Ishtar is the Akkadian counterpart to the Sumerian Inanna and to the cognate northwest Semitic goddess Astarte. Anunit and Atarsamain are alternate names for Ishtar. The goddess represents the planet Venus. The double aspect of the goddess may correspond to the strikingly different phases of Venus in the summer and winter seasons. The meaning of Ishtar is not known, though it is possible that the underlying stem is the same as that of Assur, which would thus make her the "leading one" or "chief." In any event, it is now generally recognized that the name is Semitic in origin.
The Sumerian Inanna was first worshiped at Uruk (Erech in the Bible, Unug in Sumerian) in the earliest period of Mesopotamian history. In incantations, hymns, myths, epics, votive inscriptions, and historical annals, Inanna/Ishtar was celebrated and invoked as the force of life. But there were two aspects to this goddess of life. The goddess of fertility and sexuality could also destroy the fields and make the earth's creatures infertile. She was invoked as a goddess of war, battles, and the chase, particularly among the warlike Assyrians. Before the battle Ishtar would appear to the Assyrian army, clad in battle array and armed with bow and arrow. (She was probably the precursor to the Greek Athena.)
One of the most striking Sumerian myths describes Inanna passing through seven gates of hell into the underworld. At each gate some of her clothing and her ornaments are removed until at the last gate she is entirely naked. The queen of the underworld kills her and hangs her corpse on a hook on the wall. When Inanna returns from the underworld by intercession of the clever god, her father Enki, according to the rules she must find someone to take her place. On her way home she encounters her friends prostrated with grief at her loss, but in Kulaba, her cult city, she finds her lover Dumuzid Tammuz seated in splendour on a throne, so she has him seized and dragged below. Later, missing him, she arranges for his sister to substitute for him during six months of the year. (This is probably the origin of the Greek story of Persephone which renders the females in the story helpless and transfers Inanna's power to the god of the underworld.)
In all the great centres Inanna and then Ishtar had her temples: E-anna, "house of An," in Uruk; E-makh, "great house," in Babylon; E-mash-mash, "house of offerings," in Nineveh. Inanna was the guardian of prostitutes, and probably had priestess-prostitutes to serve her. She was served by priests as well as by priestesses. The (later) votaries of Ishtar were virgins who, as long as they remained in her service, were not permitted to marry.
On monuments and seal-cylinders Inanna/Ishtar appears frequently with bow and arrow, though also simply clad in long robes with a crown on her head and an eight-rayed star as her symbol. This star, joined with the crescent moon, became a symbol of the Ottoman Empire and later of Islam. Statuettes have been found in large numbers representing her as naked with her arms folded across her breast or holding a child.
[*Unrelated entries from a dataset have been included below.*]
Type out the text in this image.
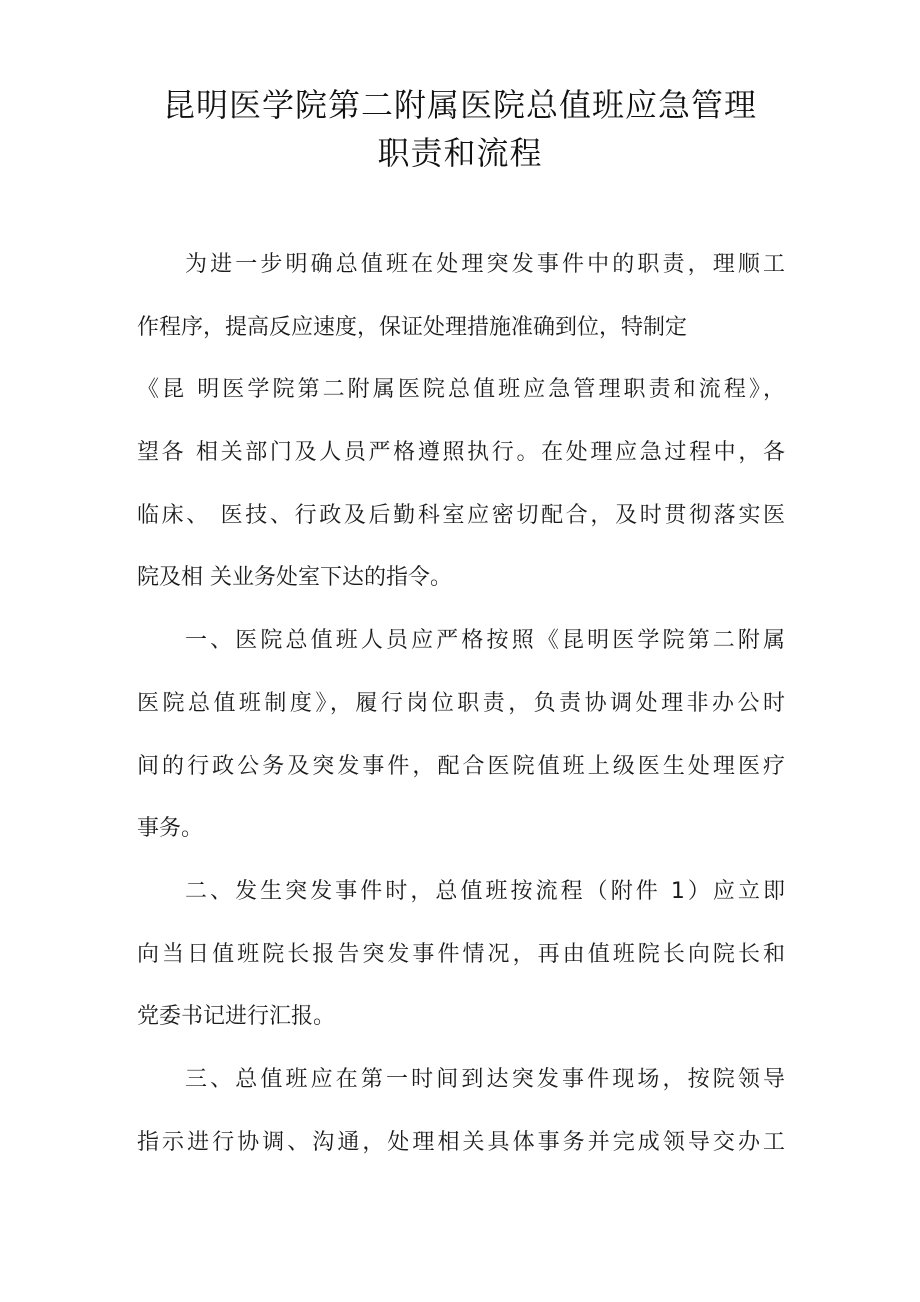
昆明医学院第二附属医院总值班应急管理
职责和流程
为进一步明确总值班在处理突发事件中的职责，理顺工
作程序，提高反应速度，保证处理措施准确到位，特制定
《昆 明医学院第二附属医院总值班应急管理职责和流程》，
望各 相关部门及人员严格遵照执行。在处理应急过程中，各
临床、 医技、行政及后勤科室应密切配合，及时贯彻落实医
院及相 关业务处室下达的指令。
一、医院总值班人员应严格按照《昆明医学院第二附属
医院总值班制度》，履行岗位职责，负责协调处理非办公时
间的行政公务及突发事件，配合医院值班上级医生处理医疗
事务。
二、发生突发事件时，总值班按流程（附件 1）应立即
向当日值班院长报告突发事件情况，再由值班院长向院长和
党委书记进行汇报。
三、总值班应在第一时间到达突发事件现场，按院领导
指示进行协调、沟通，处理相关具体事务并完成领导交办工
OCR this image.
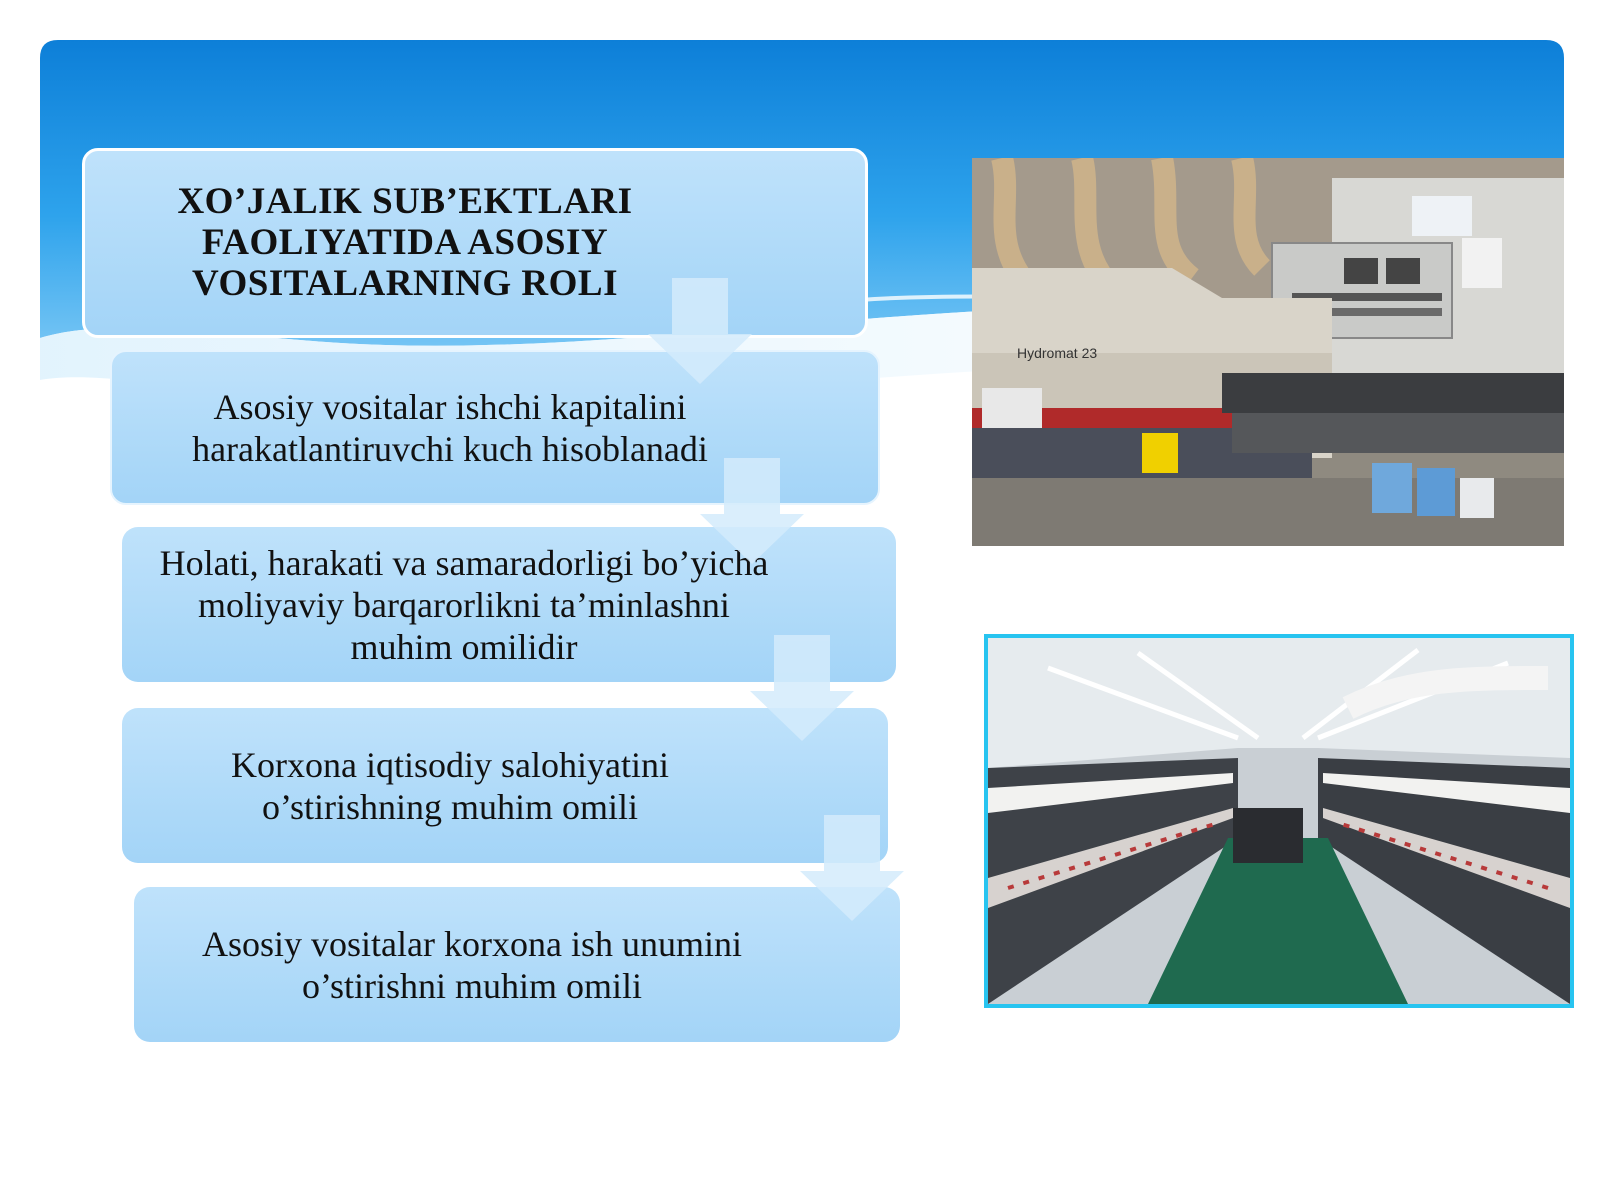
XO’JALIK SUB’EKTLARI FAOLIYATIDA ASOSIY VOSITALARNING ROLI
Asosiy vositalar ishchi kapitalini harakatlantiruvchi kuch hisoblanadi
Holati, harakati va samaradorligi bo’yicha moliyaviy barqarorlikni ta’minlashni muhim omilidir
Korxona iqtisodiy salohiyatini o’stirishning muhim omili
Asosiy vositalar korxona ish unumini o’stirishni muhim omili
Hydromat 23
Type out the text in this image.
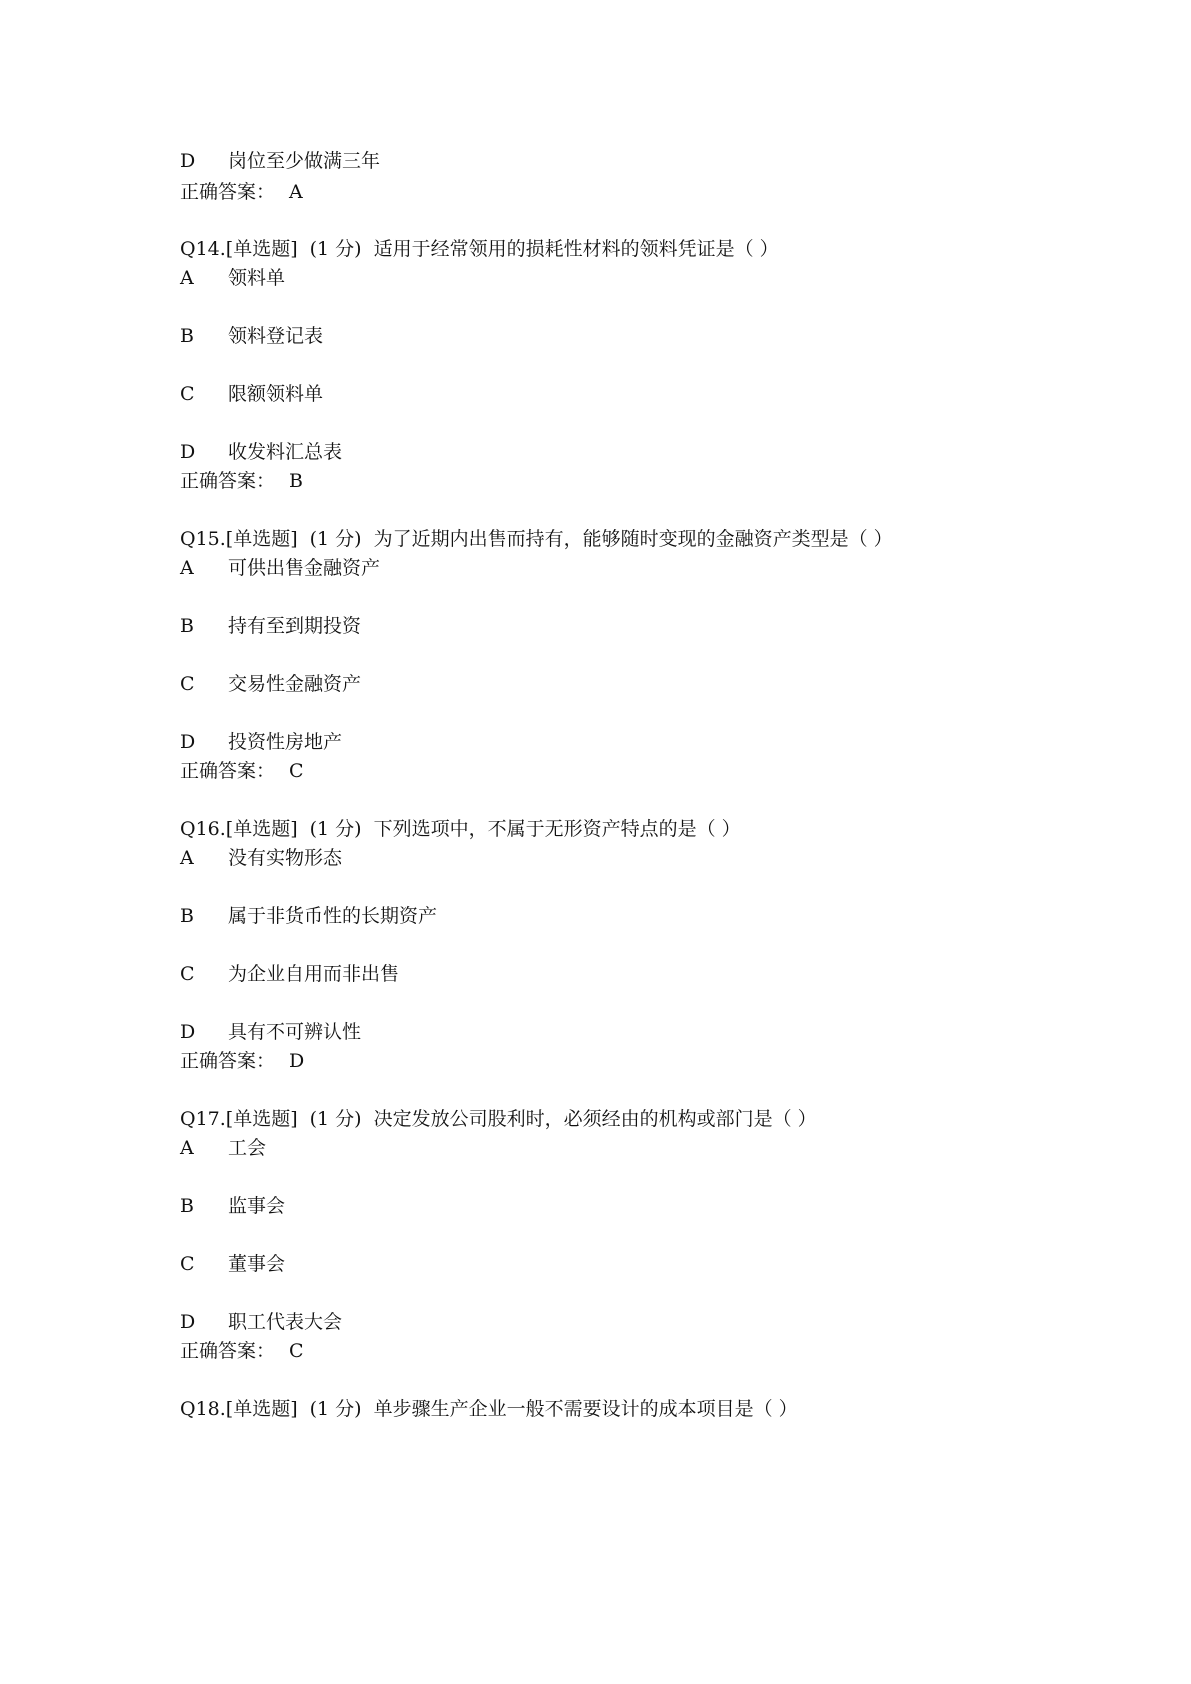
D 岗位至少做满三年
正确答案： A
Q14.[单选题] (1 分) 适用于经常领用的损耗性材料的领料凭证是（ ）
A 领料单
B 领料登记表
C 限额领料单
D 收发料汇总表
正确答案： B
Q15.[单选题] (1 分) 为了近期内出售而持有，能够随时变现的金融资产类型是（ ）
A 可供出售金融资产
B 持有至到期投资
C 交易性金融资产
D 投资性房地产
正确答案： C
Q16.[单选题] (1 分) 下列选项中，不属于无形资产特点的是（ ）
A 没有实物形态
B 属于非货币性的长期资产
C 为企业自用而非出售
D 具有不可辨认性
正确答案： D
Q17.[单选题] (1 分) 决定发放公司股利时，必须经由的机构或部门是（ ）
A 工会
B 监事会
C 董事会
D 职工代表大会
正确答案： C
Q18.[单选题] (1 分) 单步骤生产企业一般不需要设计的成本项目是（ ）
Together with the moon god Nanna or Suen (Sin in Akkadian), and the sun god Utu (Shamash in Akkadian), Inanna/Ishtar is the third figure in a triad deifying and personalizing the moon, the sun, and the earth: Moon (wisdom), Sun (justice) and Earth (life force). This triad overlies another: An, heaven; Enlil, earth; and Enki (Ea in Akkadian), the watery deep.
Ishtar is also an omnipresent figure in the epic of Gilgamesh.